Секач помедлил, наблюдая за входящими, затем обвел взглядом окрестности. Я вжалась в снег за водосточным желобом, а едва посланец Дакха отвернулся, поспешила перебраться с крыши на забор по другую сторону здания. Не хватало еще, чтобы этот удалец меня почуял. Может, секачи на такое и не способны, но как-то же он узнал, что я в храме!

Доброчтимые не выдали меня на расправу. Однако и заступиться не пожелали, хотя храм обладает правом убежища.

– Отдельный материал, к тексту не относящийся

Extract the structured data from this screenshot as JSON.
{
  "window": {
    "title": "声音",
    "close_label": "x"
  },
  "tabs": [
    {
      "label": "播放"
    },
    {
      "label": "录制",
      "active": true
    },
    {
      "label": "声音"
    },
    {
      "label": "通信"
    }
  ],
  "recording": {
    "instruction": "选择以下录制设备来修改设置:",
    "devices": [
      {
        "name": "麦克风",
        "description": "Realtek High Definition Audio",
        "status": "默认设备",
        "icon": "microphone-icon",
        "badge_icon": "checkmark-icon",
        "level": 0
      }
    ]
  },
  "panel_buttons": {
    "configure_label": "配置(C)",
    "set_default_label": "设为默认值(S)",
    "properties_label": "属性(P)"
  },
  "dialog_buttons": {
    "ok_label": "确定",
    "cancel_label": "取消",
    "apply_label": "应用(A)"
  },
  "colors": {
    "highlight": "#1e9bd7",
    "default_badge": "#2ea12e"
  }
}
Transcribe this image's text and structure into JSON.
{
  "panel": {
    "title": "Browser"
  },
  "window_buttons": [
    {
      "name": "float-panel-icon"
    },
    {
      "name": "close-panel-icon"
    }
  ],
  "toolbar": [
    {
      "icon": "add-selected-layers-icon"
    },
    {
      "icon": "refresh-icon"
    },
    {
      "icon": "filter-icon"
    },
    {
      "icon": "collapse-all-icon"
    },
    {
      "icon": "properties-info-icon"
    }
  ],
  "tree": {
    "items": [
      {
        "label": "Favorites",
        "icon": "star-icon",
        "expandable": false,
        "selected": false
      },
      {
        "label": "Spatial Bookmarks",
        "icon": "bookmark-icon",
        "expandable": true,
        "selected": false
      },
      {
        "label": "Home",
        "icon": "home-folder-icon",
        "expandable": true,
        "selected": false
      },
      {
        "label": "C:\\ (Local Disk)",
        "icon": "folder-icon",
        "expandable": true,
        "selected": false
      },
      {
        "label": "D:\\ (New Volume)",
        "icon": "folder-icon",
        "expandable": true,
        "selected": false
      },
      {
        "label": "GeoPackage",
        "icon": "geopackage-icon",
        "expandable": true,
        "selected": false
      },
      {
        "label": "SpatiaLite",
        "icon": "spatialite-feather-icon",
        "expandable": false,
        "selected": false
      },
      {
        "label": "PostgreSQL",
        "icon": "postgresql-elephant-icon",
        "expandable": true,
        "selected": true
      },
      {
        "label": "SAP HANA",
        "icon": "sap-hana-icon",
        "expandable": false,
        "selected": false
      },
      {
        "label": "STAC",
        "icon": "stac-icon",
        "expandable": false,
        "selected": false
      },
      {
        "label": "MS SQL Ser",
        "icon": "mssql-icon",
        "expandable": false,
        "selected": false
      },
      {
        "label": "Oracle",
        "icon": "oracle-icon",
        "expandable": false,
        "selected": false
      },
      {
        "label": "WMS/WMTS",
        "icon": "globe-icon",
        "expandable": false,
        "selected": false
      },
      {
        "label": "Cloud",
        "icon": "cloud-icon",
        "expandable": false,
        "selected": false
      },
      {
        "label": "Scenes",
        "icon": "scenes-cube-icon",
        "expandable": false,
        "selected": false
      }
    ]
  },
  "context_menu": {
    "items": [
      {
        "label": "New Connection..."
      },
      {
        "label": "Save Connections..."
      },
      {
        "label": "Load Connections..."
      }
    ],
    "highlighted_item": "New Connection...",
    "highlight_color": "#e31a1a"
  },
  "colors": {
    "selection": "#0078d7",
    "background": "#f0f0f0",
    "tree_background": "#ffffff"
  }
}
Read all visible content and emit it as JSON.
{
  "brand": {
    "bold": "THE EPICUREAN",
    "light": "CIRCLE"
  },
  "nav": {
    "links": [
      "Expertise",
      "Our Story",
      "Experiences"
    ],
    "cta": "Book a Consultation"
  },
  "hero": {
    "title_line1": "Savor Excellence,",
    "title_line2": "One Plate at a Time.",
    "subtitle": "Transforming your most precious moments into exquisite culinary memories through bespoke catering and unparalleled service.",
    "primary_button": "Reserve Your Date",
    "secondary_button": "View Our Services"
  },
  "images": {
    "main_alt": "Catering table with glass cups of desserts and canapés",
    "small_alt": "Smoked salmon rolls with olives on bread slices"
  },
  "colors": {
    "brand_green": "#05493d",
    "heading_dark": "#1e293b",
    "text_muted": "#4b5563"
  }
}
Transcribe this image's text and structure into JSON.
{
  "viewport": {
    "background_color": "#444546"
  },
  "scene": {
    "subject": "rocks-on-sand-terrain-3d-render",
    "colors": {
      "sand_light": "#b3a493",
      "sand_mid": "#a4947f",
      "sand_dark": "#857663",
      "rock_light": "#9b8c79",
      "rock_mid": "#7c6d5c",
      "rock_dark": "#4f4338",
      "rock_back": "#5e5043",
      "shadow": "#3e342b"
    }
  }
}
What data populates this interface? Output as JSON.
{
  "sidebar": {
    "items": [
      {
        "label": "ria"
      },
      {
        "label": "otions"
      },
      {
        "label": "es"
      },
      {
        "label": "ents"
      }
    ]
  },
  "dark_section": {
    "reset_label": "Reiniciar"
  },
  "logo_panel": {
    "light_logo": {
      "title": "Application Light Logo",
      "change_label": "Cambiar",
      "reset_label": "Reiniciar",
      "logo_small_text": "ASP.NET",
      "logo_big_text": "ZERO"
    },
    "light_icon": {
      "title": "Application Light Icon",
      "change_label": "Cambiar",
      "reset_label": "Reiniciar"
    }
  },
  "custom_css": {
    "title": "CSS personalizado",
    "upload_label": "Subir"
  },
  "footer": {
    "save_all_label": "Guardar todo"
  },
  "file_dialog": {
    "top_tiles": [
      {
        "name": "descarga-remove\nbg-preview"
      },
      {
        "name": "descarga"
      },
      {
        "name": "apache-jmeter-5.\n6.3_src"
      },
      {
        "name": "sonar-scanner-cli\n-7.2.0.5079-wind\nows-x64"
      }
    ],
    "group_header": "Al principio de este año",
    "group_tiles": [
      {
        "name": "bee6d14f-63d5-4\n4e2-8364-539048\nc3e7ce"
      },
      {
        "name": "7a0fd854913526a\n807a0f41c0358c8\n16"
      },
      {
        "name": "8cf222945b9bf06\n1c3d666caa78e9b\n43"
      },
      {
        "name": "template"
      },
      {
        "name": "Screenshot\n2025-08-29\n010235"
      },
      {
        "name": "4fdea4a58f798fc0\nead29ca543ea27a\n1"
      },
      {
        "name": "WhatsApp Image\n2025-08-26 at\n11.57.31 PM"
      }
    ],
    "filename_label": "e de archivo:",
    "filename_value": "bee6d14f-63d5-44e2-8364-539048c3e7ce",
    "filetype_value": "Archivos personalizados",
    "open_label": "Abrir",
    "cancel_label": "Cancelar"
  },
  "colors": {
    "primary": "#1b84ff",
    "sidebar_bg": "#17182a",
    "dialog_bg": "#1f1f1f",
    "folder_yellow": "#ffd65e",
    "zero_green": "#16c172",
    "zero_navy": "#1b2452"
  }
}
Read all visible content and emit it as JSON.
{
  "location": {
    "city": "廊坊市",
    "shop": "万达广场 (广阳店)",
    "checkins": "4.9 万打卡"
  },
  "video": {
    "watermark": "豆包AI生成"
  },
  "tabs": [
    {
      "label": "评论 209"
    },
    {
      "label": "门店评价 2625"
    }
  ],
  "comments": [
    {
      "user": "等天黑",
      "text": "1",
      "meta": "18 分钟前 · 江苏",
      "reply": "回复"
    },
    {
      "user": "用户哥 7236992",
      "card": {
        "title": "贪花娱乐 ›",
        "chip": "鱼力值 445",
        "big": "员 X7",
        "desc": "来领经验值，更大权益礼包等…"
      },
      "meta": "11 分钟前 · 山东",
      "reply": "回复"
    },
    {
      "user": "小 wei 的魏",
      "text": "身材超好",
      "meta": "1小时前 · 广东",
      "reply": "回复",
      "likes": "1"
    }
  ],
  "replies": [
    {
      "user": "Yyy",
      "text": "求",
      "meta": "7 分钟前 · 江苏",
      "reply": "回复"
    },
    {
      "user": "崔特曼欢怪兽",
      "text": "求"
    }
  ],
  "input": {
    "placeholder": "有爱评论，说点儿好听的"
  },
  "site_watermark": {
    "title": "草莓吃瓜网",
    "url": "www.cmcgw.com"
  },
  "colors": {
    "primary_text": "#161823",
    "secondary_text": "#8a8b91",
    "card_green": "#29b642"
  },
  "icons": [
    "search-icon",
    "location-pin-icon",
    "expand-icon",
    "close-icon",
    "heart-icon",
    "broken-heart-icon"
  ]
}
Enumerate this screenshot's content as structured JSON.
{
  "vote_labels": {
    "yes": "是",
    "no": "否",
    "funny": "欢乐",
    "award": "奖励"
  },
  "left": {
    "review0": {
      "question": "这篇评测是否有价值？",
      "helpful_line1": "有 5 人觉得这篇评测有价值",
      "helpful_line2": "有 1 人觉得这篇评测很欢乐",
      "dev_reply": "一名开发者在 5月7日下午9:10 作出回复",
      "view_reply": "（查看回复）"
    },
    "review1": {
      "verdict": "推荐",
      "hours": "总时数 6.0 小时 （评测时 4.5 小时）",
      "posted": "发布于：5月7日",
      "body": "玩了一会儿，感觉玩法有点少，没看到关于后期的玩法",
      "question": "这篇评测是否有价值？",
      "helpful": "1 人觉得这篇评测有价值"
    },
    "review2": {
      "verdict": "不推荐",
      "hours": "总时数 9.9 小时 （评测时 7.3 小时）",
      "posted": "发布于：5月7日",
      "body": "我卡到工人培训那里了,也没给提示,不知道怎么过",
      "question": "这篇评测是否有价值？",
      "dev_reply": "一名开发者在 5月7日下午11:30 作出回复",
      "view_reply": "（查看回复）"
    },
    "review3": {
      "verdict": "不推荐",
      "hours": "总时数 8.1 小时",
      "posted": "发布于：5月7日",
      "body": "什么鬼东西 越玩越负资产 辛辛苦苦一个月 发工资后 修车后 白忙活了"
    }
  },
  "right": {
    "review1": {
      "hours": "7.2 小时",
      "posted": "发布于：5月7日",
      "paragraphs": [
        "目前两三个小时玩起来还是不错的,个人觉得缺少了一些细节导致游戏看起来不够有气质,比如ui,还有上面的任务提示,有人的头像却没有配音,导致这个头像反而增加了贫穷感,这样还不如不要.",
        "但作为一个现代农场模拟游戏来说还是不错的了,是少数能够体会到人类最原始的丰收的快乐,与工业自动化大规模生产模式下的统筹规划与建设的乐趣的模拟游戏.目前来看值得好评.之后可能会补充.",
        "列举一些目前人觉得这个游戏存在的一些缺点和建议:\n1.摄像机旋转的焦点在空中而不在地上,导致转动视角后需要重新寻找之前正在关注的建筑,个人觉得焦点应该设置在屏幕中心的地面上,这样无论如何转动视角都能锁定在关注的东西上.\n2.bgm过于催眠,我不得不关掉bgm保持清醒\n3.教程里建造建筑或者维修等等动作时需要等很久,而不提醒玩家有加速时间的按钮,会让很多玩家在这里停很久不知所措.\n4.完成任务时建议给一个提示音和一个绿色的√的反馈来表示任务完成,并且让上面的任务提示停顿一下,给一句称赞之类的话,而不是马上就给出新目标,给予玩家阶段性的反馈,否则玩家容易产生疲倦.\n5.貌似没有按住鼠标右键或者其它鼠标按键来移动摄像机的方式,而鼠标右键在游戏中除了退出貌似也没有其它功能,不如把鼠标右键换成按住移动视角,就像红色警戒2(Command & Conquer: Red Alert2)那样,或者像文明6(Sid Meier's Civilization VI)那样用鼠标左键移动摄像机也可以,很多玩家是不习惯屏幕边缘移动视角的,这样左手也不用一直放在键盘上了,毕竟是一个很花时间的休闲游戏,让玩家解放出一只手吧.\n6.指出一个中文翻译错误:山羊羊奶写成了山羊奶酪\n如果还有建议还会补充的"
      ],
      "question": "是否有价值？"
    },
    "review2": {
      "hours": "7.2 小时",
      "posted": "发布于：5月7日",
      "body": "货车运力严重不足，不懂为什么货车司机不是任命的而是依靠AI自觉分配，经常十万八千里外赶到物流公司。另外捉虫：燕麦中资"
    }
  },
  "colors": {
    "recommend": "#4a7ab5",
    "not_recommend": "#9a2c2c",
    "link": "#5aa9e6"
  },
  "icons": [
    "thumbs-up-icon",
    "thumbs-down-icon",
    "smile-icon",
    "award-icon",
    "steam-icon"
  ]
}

Наверное, им было немного совестно, и прежде чем выставить на мороз, меня накормили как дорогую гостью. Гуляш из индейки с овощами и сырной подливой – только из печи, нежный, ароматный. Пища богов!

– Вам понадобятся силы, – объяснила Агнета.

Потайной ход вывел во двор заброшенной усадьбы неподалеку от храма. Прощаясь, ули сообщила, будто по секрету, что боги ждут от меня помощи:

– Совершается преступление против любви, и вы должны его предотвратить.

Ни больше ни меньше.

Лиса права: она и правда странная.

Встав с постели, я была уверена, что видела обычный сон, навеянный обстоятельствами. Смущало лишь то, что я помнила разговор с богами во всех подробностях, от первого до последнего слова. Даже самый конец, когда образы стали таять, голоса удаляться, а Свен и Свяна, словно забыв обо мне, перебрасывались фразами между собой:

– Ах, надо было предупредить, что печать не спадет, пока служба не будет исполнена. Как же я запамятовала! Давай вернемся?

– Брось. Она неглупая девочка, сама догадается. И в сказках об этом, небось, написано.

– Разве? Не припомню. Может, попросим Снежу присмотреть за ней? А то замерзнет в дороге.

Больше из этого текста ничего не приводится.